COMPUTERSHARE LIMITED AND ITS CONTROLLED ENTITIES SUPPLEMENTARY APPENDIX 4E INFORMATION

10. ASSETS AND LIABILITIES CLASSIFIED AS HELD FOR SALE

2017
2016
$000
$000
Assets classified as held for sale
Cash and cash equivalents 20,766
-
Receivables 19,104
-
Property, plant and equipment 8,684
26,128
Intangibles 7,847
-
Deferred tax assets 524
-
Other current assets 157
-
Total assets held for sale 57,082
26,128

Liabilities directly associated with assets classified as held for sale
Put option liability 45,684
-
Payables 9,915
-
Current tax liabilities 1,107
-
Provisions 707
-
Total liabilities held for sale 57,413
-

Assets and liabilities classified as held for sale are measured at the lower of carrying amount and fair value less costs to sell at the time of the reclassification, and are presented separately within current assets and current liabilities in the consolidated statement of financial position.
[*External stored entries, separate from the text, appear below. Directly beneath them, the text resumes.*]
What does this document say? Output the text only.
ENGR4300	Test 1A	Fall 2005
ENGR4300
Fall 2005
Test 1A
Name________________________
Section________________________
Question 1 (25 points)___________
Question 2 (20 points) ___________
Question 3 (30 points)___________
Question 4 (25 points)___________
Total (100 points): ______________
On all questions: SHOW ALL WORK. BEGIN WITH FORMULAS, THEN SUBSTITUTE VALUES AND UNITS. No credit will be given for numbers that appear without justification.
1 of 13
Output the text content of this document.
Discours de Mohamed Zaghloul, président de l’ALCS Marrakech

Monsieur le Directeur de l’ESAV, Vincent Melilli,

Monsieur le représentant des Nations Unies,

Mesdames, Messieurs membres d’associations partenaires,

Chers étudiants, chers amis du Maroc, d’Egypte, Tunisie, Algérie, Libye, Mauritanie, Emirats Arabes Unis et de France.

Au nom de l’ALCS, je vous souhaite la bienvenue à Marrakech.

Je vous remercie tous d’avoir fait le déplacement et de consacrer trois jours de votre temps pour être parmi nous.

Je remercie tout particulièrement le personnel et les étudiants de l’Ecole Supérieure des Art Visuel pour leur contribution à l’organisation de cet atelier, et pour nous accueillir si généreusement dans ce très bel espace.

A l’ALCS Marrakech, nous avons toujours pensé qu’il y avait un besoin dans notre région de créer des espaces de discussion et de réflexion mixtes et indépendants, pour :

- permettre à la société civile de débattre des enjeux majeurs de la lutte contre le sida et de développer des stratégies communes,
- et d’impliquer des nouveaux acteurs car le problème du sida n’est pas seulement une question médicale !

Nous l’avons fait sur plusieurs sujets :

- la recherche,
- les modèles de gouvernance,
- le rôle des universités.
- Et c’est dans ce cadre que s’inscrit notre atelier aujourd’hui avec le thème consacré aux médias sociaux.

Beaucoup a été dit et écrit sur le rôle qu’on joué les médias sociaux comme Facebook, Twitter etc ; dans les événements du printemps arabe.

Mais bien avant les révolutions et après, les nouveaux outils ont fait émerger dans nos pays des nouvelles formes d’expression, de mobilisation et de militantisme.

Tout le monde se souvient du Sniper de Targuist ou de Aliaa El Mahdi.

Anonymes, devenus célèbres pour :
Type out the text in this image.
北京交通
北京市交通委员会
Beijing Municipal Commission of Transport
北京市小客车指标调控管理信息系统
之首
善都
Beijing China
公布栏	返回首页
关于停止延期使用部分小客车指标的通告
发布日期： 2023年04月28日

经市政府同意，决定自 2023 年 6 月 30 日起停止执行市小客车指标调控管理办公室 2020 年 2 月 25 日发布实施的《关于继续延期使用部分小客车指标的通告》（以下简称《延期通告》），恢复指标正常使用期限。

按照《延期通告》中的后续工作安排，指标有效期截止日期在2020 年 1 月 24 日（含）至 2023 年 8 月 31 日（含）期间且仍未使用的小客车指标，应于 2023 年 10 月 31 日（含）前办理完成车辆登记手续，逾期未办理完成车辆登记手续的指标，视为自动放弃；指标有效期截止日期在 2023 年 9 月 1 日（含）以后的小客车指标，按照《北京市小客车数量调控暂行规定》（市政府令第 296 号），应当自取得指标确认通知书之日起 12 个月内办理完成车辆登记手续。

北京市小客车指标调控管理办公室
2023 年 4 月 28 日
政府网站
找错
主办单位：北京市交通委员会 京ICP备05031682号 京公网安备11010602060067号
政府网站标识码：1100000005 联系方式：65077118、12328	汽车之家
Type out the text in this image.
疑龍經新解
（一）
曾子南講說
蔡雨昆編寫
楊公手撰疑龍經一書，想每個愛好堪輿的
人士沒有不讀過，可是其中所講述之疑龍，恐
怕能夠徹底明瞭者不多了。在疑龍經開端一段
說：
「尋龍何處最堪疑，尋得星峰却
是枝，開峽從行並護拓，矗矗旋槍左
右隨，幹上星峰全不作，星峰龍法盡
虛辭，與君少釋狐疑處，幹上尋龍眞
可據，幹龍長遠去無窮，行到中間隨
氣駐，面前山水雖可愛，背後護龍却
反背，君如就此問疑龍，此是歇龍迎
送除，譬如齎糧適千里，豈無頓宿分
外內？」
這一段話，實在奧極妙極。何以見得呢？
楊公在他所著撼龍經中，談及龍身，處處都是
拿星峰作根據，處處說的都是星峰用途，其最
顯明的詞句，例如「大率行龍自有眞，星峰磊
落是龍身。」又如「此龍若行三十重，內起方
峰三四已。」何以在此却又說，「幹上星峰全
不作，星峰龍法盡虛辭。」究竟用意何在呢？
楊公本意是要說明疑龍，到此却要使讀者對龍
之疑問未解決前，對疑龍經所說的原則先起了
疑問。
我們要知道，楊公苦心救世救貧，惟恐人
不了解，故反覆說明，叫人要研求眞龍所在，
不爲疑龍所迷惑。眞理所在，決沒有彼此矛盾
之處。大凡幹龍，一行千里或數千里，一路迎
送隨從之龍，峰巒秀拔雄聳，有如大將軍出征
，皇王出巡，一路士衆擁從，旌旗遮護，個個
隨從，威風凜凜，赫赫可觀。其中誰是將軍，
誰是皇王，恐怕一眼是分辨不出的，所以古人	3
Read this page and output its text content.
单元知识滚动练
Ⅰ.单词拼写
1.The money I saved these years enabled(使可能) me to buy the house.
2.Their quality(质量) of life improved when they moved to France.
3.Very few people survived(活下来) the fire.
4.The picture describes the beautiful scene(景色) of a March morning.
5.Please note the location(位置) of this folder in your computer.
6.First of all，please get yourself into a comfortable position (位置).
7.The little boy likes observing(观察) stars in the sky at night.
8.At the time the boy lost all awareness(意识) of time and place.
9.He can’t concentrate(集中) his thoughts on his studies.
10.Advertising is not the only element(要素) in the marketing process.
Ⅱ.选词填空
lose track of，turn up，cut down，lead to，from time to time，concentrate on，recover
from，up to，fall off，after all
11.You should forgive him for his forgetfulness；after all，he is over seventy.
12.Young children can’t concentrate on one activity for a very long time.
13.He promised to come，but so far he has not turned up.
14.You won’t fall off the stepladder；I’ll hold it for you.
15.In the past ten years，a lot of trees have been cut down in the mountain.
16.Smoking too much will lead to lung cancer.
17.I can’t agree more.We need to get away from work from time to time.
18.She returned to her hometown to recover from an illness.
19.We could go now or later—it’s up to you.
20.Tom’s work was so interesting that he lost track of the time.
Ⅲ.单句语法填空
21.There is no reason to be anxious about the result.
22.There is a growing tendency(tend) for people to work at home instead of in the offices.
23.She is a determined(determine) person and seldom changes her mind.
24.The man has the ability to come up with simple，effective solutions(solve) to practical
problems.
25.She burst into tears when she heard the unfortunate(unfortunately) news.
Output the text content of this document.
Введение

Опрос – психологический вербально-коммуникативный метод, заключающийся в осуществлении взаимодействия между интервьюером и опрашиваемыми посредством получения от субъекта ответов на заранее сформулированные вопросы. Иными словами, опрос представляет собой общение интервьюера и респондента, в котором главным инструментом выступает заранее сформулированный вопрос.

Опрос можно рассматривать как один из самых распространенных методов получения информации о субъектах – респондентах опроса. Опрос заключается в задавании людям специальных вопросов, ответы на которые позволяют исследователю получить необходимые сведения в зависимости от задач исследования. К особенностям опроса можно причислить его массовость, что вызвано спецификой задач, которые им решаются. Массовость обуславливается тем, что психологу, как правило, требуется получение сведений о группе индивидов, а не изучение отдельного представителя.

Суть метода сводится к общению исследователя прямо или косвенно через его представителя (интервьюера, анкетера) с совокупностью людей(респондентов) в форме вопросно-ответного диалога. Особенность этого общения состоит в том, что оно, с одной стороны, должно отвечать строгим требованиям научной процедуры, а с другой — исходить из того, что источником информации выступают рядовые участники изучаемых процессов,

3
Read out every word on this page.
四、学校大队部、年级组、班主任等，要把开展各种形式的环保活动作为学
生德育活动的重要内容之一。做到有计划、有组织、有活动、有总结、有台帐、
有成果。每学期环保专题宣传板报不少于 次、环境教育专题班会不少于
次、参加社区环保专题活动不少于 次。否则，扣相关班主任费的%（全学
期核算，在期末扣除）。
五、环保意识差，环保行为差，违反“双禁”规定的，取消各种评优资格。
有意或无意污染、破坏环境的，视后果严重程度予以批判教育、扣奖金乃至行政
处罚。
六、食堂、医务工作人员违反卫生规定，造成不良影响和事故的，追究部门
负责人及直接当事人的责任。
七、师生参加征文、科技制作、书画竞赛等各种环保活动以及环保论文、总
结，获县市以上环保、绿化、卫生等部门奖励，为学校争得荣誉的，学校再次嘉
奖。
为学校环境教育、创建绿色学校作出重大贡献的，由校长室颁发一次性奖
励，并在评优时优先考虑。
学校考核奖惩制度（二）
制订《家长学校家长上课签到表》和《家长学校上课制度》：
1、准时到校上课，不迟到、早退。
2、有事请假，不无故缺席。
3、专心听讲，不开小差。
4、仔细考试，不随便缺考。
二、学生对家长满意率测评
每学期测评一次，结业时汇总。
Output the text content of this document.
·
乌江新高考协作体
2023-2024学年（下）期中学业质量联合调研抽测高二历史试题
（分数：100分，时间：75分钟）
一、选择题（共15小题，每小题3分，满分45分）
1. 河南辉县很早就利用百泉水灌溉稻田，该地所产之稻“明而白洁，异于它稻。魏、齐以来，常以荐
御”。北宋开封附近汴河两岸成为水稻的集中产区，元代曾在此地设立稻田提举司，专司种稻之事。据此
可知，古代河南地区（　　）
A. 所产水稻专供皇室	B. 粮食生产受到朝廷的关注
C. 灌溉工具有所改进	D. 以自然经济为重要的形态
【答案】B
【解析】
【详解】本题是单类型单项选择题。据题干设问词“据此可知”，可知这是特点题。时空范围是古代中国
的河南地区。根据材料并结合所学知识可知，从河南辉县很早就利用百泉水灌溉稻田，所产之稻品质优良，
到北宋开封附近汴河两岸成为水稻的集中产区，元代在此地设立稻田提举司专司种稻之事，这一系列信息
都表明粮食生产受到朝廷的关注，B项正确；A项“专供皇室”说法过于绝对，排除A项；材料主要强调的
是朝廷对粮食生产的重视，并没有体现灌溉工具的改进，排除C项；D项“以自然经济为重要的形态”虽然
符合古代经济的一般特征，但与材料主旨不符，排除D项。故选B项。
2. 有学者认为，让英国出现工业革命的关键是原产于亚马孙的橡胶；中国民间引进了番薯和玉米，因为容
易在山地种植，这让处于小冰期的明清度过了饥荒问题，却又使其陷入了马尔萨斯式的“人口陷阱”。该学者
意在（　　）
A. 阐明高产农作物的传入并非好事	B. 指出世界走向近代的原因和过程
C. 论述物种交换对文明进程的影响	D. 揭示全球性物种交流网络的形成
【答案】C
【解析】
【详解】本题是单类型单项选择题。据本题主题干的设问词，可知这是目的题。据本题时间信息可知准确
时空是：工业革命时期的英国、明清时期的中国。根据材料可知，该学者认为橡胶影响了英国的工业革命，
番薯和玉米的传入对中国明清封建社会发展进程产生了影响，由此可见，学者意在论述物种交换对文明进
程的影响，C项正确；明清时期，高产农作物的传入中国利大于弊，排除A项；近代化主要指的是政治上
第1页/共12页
On 3 August 2017, Computershare agreed to sell its 50% interest in its Indian venture Karvy Computershare Private Limited (Karvy). Completion is expected to occur before the end of calendar 2017– refer to Computershare’s ASX Market Announcement dated 4 August 2017 for more details. The sale is estimated to result in a post-tax accounting gain of $120 million subject to future changes in net assets and foreign exchange rates, and will be recorded in next year’s results. Karvy is classified as a disposal group held for sale as at 30 June 2017.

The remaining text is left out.